"Là, on se croirait au printemps" : les stations de ski gardent le moral malgré le manque de neige

Dans les Pyrénées, la station de Gourette en Béarn n'a ouvert que 30% de son domaine skiable ce week-end des 3 et 4 février. La fréquentation reste stable malgré le manque de neige. Les professionnels gardent l'espoir d'une fin de saison plus favorable à leur activité.

Peu de neige, c'est toujours mieux que rien. À Gourette, dans les Pyrénées-Atlantiques, professionnels des sports d'hiver et skieurs préfèrent boire le verre à moitié plein.

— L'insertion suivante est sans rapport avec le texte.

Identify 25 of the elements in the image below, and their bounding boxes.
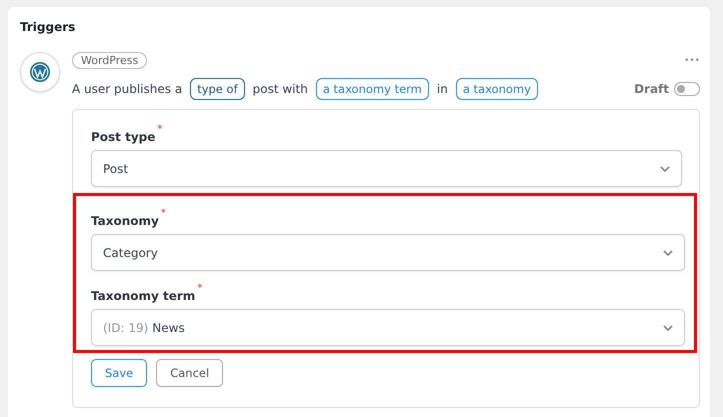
placeholder-chip[interactable]: type of	[190, 78, 245, 100]
chevron-down-icon	[663, 324, 673, 330]
select-field[interactable]: Post	[91, 150, 682, 187]
chevron-down-icon	[660, 166, 670, 172]
required-mark: *	[160, 208, 166, 219]
field-label: Taxonomy term	[91, 289, 196, 303]
sentence-text: A user publishes a	[72, 82, 182, 96]
panel-title: Triggers	[20, 20, 76, 34]
placeholder-chip[interactable]: a taxonomy term	[316, 78, 429, 100]
save-button[interactable]: Save	[91, 359, 148, 387]
wordpress-icon	[29, 61, 51, 83]
field-label: Post type	[91, 130, 156, 144]
draft-label: Draft	[634, 82, 669, 96]
placeholder-chip[interactable]: a taxonomy	[456, 78, 538, 100]
required-mark: *	[157, 124, 162, 135]
field-label: Taxonomy	[91, 214, 159, 228]
chevron-down-icon	[663, 250, 673, 256]
select-field[interactable]: Category	[91, 234, 685, 271]
draft-toggle[interactable]	[674, 82, 700, 96]
cancel-button[interactable]: Cancel	[156, 359, 224, 387]
sentence-text: post with	[252, 82, 308, 96]
required-mark: *	[197, 283, 202, 294]
sentence-text: in	[436, 82, 448, 96]
app-tag: WordPress	[72, 52, 148, 69]
select-field[interactable]: (ID: 19) News	[91, 309, 685, 346]
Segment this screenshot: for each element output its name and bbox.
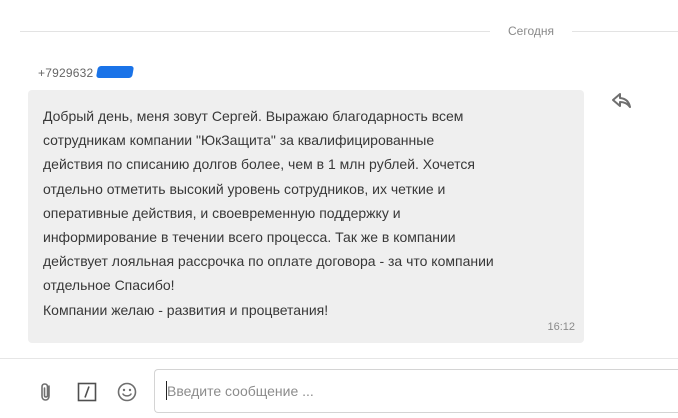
message-composer [0,358,678,418]
message-line: Добрый день, меня зовут Сергей. Выражаю … [43,108,464,124]
message-line: действует лояльная рассрочка по оплате д… [43,253,494,270]
emoji-icon [117,382,137,402]
message-input-wrapper [154,369,678,413]
attach-button[interactable] [36,381,58,403]
message-text: Добрый день, меня зовут Сергей. Выражаю … [43,104,573,322]
message-timestamp: 16:12 [547,321,575,333]
template-button[interactable] [76,381,98,403]
message-bubble: Добрый день, меня зовут Сергей. Выражаю … [28,90,584,343]
message-line: отдельное Спасибо! [43,277,175,294]
message-line: действия по списанию долгов более, чем в… [43,156,475,173]
reply-icon [612,93,631,108]
divider-line-left [20,31,490,32]
message-line: оперативные действия, и своевременную по… [43,204,401,221]
message-line: Компании желаю - развития и процветания! [43,301,329,318]
divider-line-right [572,31,678,32]
template-icon [77,382,97,402]
message-line: отдельно отметить высокий уровень сотруд… [43,180,446,197]
date-divider-label: Сегодня [508,24,554,38]
message-line: сотрудникам компании "ЮкЗащита" за квали… [43,132,435,149]
emoji-button[interactable] [116,381,138,403]
date-divider: Сегодня [0,18,678,46]
message-line: информирование в течении всего процесса.… [43,229,456,246]
redaction-mark [95,66,135,78]
reply-button[interactable] [610,90,634,112]
sender-phone: +7929632 [38,66,94,80]
paperclip-icon [41,383,50,401]
message-input[interactable] [167,381,647,401]
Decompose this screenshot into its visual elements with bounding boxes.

Seuls 30% du domaine est ouvert ce week-end de début février. Et les pistes restent bien vertes par endroits.C’est en grande partie de la neige de culture sauf sur la partie haute à 2 000 mètres où on trouve de la neige naturelle”, explique Jean-François Esquerre, directeur de la station.

Le planning des employés du domaine, affectés au damage des pistes, a été réaménagé en conséquence. "Au lieu de travailler toute la nuit, il n’y a qu’une équipe qui travaille le soir de 17 heures à 2 heures du matin", précise Jean-François Esquerre.

Une fréquentation stable

L'absence d'un manteau blanc bien fourni surprend les habitués des lieux. "Ça manque un peu de bonne poudreuse mais on s’y habitue", admet Louis. "Quand j'étais petite, c’était toujours plein de neige", se souvient Alice. "Là, on se croirait au printemps".

Malgré tout, la saison est partie sur de bonnes bases à en croire les chiffres de fréquentation. "On est sur des taux d'annulation très faibles pour l'instant", assure le responsable du domaine.

La semaine, on a plus de 1000 enfants qui viennent tous les jours profiter des cours et des sorties scolaires.

 Jean-François Esquerre

directeur de la station de Gourette

Entre terrasse clairsemée et clientèle nouvelle

Côté commerçants, les avis sont partagés."On a le même chiffre d'affaires que la saison dernière", indique Patrick Barroso, responsable d'un magasin de location de matériel de ski. "La fréquentation était au rendez-vous en janvier, alors qu'en 2023, on avait fermé trois semaines".

Gérant d'un restaurant d'altitude, Charles Vaast constate un changement, comparé aux saisons plus enneigées. "D’habitude, la terrasse ne désemplit pas, les gens font la queue. Là, on voit bien que c’est clairsemé". 

Une clientèle nouvelle a fait son apparition d'après le restaurateur : "Il y a beaucoup de marcheurs. Vendredi, on avait des cyclistes, des motards, des anciens qui ont des difficultés de déplacement".

Tous espèrent des chutes de neige d'ici la fin de saison et à l'approche du début des vacances de février. En cas de fermeture anticipée du domaine skiable, la station se tient prête à proposer des activités alternatives plutôt associées à l'été.